I seem to spend my life in Russell Norman’s restaurants, and my life in December was no exception (apart from when I was somewhere else). Mishkin’s is much the best of the recent crop – the salt beef sandwich (fat on, of course) was jaw dropping, by which I don’t mean merely chewy. And Maureen Lipman was eating in the corner.


At Koffmann’s a few days later, there was no Maureen Lipman. There wasn’t anyone from a British Telecom ad at all. Not a good start. The food was fine for the lunch menu price of £25.50, but unremarkable, which in itself should be remarkable given the pedigree of the chef-patron, but actually returns full-circle to unremarkability when you consider that Koffmann’s seems more like a money-making exercise than an expression of culinary genius.

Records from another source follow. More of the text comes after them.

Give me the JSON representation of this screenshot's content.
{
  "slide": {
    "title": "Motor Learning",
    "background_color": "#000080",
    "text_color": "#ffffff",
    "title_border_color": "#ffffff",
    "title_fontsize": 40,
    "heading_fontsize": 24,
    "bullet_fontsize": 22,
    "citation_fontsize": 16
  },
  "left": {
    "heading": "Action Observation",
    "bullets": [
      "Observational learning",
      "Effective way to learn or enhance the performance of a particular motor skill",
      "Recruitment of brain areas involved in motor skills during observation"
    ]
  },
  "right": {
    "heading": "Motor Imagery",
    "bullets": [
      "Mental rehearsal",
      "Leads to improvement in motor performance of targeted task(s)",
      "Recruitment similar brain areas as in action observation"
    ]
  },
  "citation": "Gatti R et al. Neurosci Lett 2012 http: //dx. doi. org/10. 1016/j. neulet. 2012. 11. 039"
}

The restaurant has an unfortunate atmosphere too; a place for hedge funders and Harrodians to go and be boring.

Then Bacchus in Hoxton served nice steak and excellent Einstok beer. And I’ll refer you to my tweet about Sushi Say in Willesden: ‘Sushi Say for 1st time. OMFG. Jellyfish, monkfish livers, salmon roe sushi amazing. Also, Japan Olympic badminton team have already booked.’ It’s as true today as it was then. The Japanese Olympic badminton team have booked out the whole restaurant for the duration of the Olympics. So, the next time you’re running a restaurant-themed pub quiz, you can ask: ‘Which restaurant did the Japanese Olympic badminton team book out for the duration of the 2012 London Olympics?’ And you’ll know the answer. It will be Sushi Say.

And other restaurant meals, I’ve had a few, but then again, too many to remember. But I did go to Leon De Bruxelles on Cambridge Circus two weeks ago, and did not enjoy it very much at all. If you are going to make serving mussels the entire selling point of your restaurant, you should be serving mussels that are nice. Just a thought.

I seem to have digressed from my explanation of the interruption to blogging service. It’s partly to do with Hong Kong, and the impossibility of doing justice to the food in that city, but there's more to it than that, and it’s to do with time. Specifically, not having enough of it – trying to write on trains, trying to write before leaving for work in the morning, trying to write while dinner is in the oven, trying to write on planes. Mostly failing.